CDU und CSU: Kooperation, wie immer

Die Öffentlichkeit hat eine Freude daran, Konflikten zuzuschauen. Sie berühren Emotionen, bieten Fortsetzungscharakter und kennen schließlich Sieger und Besiegte – weshalb die Medien dazu neigen, schon kleineren Kontroversen das Etikett „Konflikt“ anzuheften. Im Falle des Verhältnisses von CSU und CDU hat das eine lange, stellenweise höchst unterhaltsame Tradition. Zwar wurde die CSU 1945 als Regionalpartei gegründet, sie trat aber vom ersten Tage mit bundespolitischem Gestaltungsanspruch an. Mit der Gründung der CDU im Jahre 1950 stand dann der politische Ehepartner zur Verfügung, mit dem sich dieses Wechselspiel auf Dauer betreiben ließ.

Die Konflikte speisen sich dabei stets aus der unterschiedlichen Genetik der beiden Parteien. Während die CDU primär bundes- und europapolitisch denkt und diese Themen ins Regionalpolitische übersetzt, entspringt das Denken der CSU einem traditionalistischen, bayerisch-vaterländischen und radikal föderalistischen Programmkern. Ziel allen politischen Handelns der CSU ist es verständlicherweise, ihre dominante Stellung in Bayern zu erhalten. Das ist die Basis ihrer gesamten Macht, auch der bundespolitischen Einflussstärke, während die CDU in ihrer bundespolitischen Bedeutung vom Durchschnitt aller Bundesländer zu leben im Stande ist.

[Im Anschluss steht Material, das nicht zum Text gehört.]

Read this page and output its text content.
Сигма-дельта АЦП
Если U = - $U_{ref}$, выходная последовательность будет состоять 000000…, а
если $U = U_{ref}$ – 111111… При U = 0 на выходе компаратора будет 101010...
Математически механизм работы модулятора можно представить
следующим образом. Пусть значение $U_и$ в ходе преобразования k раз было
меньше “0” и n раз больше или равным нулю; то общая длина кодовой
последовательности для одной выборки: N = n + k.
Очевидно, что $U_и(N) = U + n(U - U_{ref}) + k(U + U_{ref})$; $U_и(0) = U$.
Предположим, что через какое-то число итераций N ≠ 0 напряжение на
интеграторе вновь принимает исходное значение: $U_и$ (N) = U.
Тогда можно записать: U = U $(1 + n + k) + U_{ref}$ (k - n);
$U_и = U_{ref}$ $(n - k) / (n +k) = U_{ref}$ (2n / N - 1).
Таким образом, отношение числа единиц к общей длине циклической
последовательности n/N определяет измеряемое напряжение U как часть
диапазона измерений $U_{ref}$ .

Aus diesen unterschiedlichen Perspektiven ergeben sich Differenzen in der Programmatik. Es gilt „Bayern zuerst“, was besonders sensibel betrieben wird dort, wo Bayerns Eigenständigkeit im Kulturellen berührt wird. Das war immer bei der Schulpolitik so, das äußert sich in Fragen christlich-moralischer Weltanschauung und das betrifft das „Mir san mir“, also die aus allem folgende, traditionelle bayerisch-christliche Lebensart. Die allerdings fühlt sich von der Flüchtlingspolitik der letzten anderthalb Jahre und des zunehmenden muslimischen Bevölkerungsanteils zutiefst gestört, weshalb der Konflikt um die „Obergrenze“ absehbar war.

Nie aber hat die CSU – von Hans Ehard über Fritz Schäffer, Alfons Goppel, Franz Josef Strauß, Theo Waigel, Edmund Stoiber bis zu Horst Seehofer – die Grenze einer „konkurrierenden Kooperation“ (Heinrich Oberreuter) überschritten. Die Ursachen des Zusammenbruchs der Weimarer Republik haben alle im Gedächtnis, das soll kein zweites mal passieren.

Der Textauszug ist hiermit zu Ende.